From the last verse it looks as though the scorners issued threats to intimidate those who remained unmoved by their brow-beating efforts. David was unmoved by either. Verse 8:
I will both lie down in peace and sleep, for you alone, O LORD, make me dwell in safety. GOD is the refuge of all those who trust in Him, from the bluster of all their enemies. The Psalm ends with this note of serene confidence, a confidence we may all enjoy. The condition is a simple one: that of faith in a forgiving GOD, and a life of true obedience. Twice in this Psalm, David uses the word ‘Selah’. That means we are to pause and reflect on what has been said. May we do so, remembering that though opposition is to be expected, we need not be unduly troubled. This great blessing is reserved for the one who trusts in GOD as Abraham did. David’s peace of mind consisted in a good conscience and assured access to GOD for help and protection. Perhaps someone is ready to ask, How may I obtain this blessing? To which the answer is very clear, all these blessings come to us from the hand of our Messiah, YESHUA of Nazareth.
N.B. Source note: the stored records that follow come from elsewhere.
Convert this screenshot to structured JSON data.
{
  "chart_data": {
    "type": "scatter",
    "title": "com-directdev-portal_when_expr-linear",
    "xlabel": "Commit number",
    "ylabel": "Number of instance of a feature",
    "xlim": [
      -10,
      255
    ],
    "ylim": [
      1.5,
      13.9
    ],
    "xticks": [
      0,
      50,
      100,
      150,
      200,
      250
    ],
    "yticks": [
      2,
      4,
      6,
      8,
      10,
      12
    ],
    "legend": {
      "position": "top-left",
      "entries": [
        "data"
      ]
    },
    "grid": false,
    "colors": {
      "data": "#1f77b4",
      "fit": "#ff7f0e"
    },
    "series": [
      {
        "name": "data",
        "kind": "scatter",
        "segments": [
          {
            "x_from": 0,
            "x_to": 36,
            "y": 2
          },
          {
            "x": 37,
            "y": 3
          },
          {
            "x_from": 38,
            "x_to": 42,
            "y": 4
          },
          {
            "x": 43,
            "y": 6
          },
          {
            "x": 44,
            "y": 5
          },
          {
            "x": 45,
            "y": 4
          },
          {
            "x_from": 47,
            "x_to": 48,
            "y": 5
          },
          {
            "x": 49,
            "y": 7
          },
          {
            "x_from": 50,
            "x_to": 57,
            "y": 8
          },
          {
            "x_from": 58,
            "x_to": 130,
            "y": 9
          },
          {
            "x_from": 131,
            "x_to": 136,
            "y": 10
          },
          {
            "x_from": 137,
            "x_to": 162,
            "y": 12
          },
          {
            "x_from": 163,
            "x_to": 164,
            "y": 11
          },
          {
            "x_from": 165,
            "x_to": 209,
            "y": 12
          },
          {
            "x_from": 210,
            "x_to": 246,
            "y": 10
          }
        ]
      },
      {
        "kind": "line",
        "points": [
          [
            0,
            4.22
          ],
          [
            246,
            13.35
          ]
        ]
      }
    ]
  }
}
His title in Psalm 2 is the Son of GOD. Of Him we read the following, (Psalm 2, verses 11 and 12):
Serve the LORD with fear, and rejoice with trembling. Kiss the Son, lest He be angry and you perish in the way, when His wrath is kindled but a little. Blessed are all those who put their trust in Him. We have exactly the same admonition in verse 5 of the Psalm we have been considering:
Offer the sacrifices of righteousness, and put your trust in the LORD. The promise is true. None whoever did so, went away disappointed.